Mais très vite le passé toujours présent de comédienne de La Cisaruk, « La » comme on dit La Callas, prend le dessus. Tragédienne, danseuse, malicieuse, séductrice, inquiétante. C’est une séduction mutine qui ponctue le « Jaloux des gouttes de pluie / Qui trop semblent des baisers » sur les volutes de l’accordéon, le rythme de son soufflet entêtant, ou tout en légèreté sur « Elle s’arrête au bord des ruisseaux / Sa robe est ouverte sur le paradis ». Cisaruk mêle la profondeur de l’âme slave à la gouaille de la petite femme de Paris, à la dramatique de Brecht si souvent interprété, peut-être l’angoisse diffuse de l’humain aux multiples racines partout à sa place, pourtant sans cesse poursuivi pour d’obscures mauvaises raisons.

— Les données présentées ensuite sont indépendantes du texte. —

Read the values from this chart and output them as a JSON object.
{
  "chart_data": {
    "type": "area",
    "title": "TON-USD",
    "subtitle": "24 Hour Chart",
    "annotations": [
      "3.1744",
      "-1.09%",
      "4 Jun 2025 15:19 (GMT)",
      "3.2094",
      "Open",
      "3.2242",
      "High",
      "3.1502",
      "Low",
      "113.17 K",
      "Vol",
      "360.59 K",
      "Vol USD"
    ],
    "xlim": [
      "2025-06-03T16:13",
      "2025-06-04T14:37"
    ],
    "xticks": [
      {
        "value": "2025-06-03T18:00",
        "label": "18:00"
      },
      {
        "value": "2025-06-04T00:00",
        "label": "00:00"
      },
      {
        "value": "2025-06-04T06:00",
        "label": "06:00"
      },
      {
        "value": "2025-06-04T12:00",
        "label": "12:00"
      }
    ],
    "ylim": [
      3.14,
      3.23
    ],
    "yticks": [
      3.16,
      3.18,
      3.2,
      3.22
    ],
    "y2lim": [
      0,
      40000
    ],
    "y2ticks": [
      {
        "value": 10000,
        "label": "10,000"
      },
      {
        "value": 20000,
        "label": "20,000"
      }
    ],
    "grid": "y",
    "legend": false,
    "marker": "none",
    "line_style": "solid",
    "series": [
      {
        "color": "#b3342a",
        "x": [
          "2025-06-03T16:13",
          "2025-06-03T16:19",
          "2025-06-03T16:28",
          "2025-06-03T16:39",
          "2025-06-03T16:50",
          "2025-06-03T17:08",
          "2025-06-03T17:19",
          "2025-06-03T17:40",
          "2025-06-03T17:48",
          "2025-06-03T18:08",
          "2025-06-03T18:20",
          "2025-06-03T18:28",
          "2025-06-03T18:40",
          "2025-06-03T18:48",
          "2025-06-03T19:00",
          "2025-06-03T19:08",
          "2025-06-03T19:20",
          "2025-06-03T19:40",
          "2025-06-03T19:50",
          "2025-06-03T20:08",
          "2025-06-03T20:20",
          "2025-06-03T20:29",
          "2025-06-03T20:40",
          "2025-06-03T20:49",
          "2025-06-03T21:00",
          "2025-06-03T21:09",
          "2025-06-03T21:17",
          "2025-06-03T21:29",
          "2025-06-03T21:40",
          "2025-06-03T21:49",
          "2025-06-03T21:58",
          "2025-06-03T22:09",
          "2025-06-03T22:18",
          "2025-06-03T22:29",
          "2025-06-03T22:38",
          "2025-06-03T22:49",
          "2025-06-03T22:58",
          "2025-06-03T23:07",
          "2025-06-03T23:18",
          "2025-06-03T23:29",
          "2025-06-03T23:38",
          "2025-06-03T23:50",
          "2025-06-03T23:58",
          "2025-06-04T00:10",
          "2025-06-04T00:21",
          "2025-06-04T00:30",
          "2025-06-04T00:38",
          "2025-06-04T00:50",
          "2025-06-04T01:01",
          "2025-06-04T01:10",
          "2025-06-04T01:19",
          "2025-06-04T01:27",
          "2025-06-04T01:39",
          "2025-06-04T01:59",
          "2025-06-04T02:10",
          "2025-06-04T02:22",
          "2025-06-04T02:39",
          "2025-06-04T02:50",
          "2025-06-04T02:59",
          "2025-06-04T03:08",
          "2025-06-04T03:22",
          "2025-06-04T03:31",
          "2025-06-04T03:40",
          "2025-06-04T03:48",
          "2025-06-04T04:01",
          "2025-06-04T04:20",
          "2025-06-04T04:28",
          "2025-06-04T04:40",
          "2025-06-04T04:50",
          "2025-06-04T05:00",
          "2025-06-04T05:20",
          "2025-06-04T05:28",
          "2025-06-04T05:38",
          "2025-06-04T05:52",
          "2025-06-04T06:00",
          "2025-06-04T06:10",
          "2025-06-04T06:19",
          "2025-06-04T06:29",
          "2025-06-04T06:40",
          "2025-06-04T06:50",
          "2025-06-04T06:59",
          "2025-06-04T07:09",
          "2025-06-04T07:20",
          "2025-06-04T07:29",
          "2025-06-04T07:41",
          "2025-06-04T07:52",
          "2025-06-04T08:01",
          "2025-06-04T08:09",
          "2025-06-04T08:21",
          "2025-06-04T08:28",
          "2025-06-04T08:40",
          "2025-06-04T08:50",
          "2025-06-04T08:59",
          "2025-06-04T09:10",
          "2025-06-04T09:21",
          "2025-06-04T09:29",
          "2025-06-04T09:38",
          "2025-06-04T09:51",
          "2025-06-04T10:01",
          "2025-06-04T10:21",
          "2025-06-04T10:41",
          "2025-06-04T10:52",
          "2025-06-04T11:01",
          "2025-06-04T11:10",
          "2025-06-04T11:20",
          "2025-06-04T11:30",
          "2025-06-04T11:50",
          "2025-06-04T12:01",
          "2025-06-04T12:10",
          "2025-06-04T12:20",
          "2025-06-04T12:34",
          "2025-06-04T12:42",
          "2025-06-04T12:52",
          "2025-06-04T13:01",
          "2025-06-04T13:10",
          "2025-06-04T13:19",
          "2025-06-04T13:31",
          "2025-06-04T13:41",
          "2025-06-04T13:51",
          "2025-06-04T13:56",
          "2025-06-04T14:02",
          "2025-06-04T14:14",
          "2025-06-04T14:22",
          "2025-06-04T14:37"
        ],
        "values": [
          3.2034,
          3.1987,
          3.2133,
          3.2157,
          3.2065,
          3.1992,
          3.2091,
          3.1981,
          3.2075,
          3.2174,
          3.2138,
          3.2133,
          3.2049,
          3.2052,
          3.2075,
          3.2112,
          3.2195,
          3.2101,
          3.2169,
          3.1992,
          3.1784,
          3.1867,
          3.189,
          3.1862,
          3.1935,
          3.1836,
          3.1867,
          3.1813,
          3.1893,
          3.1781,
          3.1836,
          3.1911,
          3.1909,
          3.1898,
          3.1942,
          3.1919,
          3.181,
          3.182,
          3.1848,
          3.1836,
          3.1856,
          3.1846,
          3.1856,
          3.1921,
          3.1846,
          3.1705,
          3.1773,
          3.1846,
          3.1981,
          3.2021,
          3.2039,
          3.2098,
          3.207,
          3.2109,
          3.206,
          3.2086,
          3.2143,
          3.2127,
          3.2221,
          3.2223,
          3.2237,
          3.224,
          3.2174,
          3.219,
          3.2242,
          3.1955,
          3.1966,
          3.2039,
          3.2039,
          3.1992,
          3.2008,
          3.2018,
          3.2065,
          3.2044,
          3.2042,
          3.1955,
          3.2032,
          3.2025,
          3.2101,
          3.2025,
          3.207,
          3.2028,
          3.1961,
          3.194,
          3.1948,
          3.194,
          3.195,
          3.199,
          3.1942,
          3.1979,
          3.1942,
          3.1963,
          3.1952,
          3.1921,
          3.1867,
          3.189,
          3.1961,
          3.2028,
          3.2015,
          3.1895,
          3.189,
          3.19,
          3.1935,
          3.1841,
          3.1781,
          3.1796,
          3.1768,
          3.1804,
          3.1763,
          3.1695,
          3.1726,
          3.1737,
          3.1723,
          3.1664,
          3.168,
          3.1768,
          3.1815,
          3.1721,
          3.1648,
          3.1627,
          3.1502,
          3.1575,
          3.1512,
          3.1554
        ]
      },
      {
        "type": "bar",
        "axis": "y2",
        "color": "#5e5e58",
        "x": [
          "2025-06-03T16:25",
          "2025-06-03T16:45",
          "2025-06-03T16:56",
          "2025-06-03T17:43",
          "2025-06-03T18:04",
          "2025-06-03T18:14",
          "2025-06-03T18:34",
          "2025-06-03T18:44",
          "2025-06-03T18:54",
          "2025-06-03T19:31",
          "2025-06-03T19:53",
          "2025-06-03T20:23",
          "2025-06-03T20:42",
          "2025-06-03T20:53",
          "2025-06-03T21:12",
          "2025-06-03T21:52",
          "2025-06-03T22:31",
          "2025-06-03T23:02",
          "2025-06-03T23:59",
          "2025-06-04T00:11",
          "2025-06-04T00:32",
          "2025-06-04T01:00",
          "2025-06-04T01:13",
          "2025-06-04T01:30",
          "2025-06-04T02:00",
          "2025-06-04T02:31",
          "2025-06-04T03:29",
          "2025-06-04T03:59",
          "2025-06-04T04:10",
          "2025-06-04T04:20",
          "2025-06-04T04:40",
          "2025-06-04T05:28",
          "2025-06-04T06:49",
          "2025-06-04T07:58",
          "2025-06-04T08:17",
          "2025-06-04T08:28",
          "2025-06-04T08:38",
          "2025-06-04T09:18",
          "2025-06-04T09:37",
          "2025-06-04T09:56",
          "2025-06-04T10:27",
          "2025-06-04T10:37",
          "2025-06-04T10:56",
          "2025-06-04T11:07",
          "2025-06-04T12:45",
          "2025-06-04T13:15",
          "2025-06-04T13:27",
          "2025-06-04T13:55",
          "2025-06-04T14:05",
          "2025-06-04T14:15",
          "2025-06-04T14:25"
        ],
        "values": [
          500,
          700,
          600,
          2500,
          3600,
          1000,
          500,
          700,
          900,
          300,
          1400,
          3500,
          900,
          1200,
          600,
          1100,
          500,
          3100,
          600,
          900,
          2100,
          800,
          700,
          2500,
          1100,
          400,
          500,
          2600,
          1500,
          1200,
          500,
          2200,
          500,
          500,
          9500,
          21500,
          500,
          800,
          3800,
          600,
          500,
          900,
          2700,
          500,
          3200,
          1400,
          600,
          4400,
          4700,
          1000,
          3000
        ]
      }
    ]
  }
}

En chanson elle a interprété Vian, Barbara, Ferré, tous si français, tous venus d’ailleurs, avec les souvenirs familiaux d’autres cultures, d’autres religions. Et Aragon déjà, mis en musique par Ferré. Aragon, nom d’emprunt, enfant non reconnu, et pourtant parrainé par son père, marrainé par sa grand-mère qui était officiellement sa mère adoptive, frère de sa mère. Navigant dans ce XXème siècle de toutes les horreurs, la grande guerre et la génocidaire, mais aussi de l’émergence de toutes les libertés. « Autre fois tout semblait ne pas nous concerner » dit-il à propos de l’arrivée de la guerre. Entre religions, lame de fond communiste, arts picturaux, littérature, du surréalisme au réalisme social en peinture, au classicisme en poésie. Mais si les « voiles [de la divine élégie] sont pendus à son beau corps d’albâtre », il ne peut s’empêcher d’y mêler des étoiles « des vertes et des pas mûres,(…) un bateau /Des bonbons des fleurs /De toutes les couleurs ». Ça se chante avec un sourire retenu, et un accordéon qui fait manège. Entre les femmes de sa vie, et surtout Elsa, muse et compagne de plus de quarante ans, « Je suis devenu pour toi un monstre de fidélité » et une attirance avouée tardivement pour les hommes. Pacifiste, communiste jusqu’à l’aveuglement, résistant. Poète, critique, journaliste, écrivain, éditeur. Contradictoire. Humain. Pas étonnant que ce personnage si représentatif de ce siècle passé, sa poésie dada ou plus classique, fleuve, ait pu inspirer les plus grands…
« Qu’est-ce qu’il m’arrive. Chaque mot que je dis me découvre (…) me trahit » dit la comédienne. « J’ai souvent essayé de m’imaginer la poésie / Comme le poing fermé qu’on glisse dans une chaussette / Histoire de voir s’il faut la repriser / Ou la grimace d’un enfant à soi-même dans la glace » chante la… à quoi bon tenter de les séparer. Chanteuse et comédienne sont désormais liées à jamais. Le feu clignotant de la voiture de police s’allume d’une main qui s’ouvre et se ferme. Une ambiance noire et angoissante surgit de la voix modulée, les lettres blanches retournées, Aragon à l’envers. Je ne tricherai pas. La vie est un jeu, « Rien ne va plus », mais aussi « Je dirai malgré tout que cette vie fut belle ».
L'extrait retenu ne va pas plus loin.